Vanjani’s research focused on functional encryption—the ability to perform calculations on encrypted data without decrypting it—a useful tool in a variety of different scenarios. For example, if a doctor wants to know the average age of patients in their hospital who have tested positive for Covid-19, they could use functional encryption to run that calculation on encrypted health data to calculate the average age of positive Covid patients, all without ever seeing a single decrypted health record.
Nikhil is a superstar, and a one-in-ten-years master’s student for our master programs.
Elaine Shi, Professor, Computer Science Department, Electrical and Computer Engineering
But Vanjani’s research goes one step further.
“Multi-client functional encryption tries to enable this in distributed settings in which someone wants to perform calculations on encrypted data belonging to multiple clients,” says Vanjani.
Vanjani describes another example scenario, in which a public health agency wants to calculate the average age of patients who have tested positive for Covid-19 in a county, and based on that, update their guidance for the residents of the county.

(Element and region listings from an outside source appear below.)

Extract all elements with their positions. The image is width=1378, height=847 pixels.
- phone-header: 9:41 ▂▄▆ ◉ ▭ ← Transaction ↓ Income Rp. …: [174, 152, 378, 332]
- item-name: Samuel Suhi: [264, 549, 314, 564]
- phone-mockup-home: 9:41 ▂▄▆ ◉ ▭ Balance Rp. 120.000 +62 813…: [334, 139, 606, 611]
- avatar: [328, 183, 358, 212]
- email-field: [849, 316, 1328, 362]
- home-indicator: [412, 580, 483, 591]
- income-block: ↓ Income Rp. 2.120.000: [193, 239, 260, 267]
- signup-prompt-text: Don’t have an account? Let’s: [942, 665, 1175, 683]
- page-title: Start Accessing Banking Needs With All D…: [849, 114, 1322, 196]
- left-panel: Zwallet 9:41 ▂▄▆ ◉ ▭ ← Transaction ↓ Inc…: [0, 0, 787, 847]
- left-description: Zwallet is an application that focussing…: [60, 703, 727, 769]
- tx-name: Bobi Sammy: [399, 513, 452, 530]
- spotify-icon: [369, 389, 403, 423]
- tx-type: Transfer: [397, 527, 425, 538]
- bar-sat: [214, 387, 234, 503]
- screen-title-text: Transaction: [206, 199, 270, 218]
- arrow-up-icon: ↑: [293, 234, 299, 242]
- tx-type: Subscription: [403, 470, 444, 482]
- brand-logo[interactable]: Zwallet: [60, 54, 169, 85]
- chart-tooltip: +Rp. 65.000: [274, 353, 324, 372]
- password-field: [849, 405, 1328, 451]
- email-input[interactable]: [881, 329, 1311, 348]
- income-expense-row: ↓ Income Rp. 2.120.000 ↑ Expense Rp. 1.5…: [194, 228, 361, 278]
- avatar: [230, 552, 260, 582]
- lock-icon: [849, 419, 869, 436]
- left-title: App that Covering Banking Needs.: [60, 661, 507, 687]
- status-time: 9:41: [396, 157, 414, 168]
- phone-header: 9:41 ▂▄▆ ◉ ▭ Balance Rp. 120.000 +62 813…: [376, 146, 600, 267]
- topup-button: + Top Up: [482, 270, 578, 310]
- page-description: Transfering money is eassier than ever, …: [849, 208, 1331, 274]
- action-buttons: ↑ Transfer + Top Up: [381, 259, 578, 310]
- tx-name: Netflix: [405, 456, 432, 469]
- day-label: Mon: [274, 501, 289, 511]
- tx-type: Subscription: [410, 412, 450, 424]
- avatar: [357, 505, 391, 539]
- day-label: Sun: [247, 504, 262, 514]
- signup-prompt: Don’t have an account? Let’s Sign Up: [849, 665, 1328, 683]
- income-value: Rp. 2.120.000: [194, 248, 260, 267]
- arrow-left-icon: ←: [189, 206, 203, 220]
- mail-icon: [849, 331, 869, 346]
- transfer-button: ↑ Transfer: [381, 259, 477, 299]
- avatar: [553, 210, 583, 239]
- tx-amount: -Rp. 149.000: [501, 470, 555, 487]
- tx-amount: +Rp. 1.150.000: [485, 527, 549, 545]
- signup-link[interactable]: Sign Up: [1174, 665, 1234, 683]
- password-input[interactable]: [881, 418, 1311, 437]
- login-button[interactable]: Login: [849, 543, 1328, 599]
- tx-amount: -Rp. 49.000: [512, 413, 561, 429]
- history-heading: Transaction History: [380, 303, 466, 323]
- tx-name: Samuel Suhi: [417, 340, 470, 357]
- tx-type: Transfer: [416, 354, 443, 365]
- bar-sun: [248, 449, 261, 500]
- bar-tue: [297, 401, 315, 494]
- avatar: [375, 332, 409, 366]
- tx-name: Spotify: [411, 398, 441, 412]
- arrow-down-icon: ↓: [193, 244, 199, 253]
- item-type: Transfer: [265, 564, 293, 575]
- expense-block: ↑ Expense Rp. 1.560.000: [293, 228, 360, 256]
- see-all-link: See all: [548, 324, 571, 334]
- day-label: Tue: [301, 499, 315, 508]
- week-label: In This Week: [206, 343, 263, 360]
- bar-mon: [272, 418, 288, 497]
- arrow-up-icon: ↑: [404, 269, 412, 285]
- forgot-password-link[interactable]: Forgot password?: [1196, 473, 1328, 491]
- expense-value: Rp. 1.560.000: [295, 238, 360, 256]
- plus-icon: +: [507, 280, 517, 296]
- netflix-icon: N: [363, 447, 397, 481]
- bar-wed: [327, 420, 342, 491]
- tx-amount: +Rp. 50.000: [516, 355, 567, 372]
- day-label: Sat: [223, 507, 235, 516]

They can accomplish this by collaborating with multiple hospitals in the county. While this calculation is simple and public, an organization may want to perform more complex and proprietary calculations on such data.
My ambition is to develop cryptographic tools to build technology that can be trusted.
Nikhil Vanjani, Ph.D. student, Electrical and Computer Engineering
“Our work provides a way to enable such applications,” Vanjani says.
Vanjani is now continuing his research as a Ph.D. student in Electrical and Computer Engineering, and will continue to work with Shi.
“My ambition is to develop cryptographic tools to build technology that can be trusted,” Vanjani says.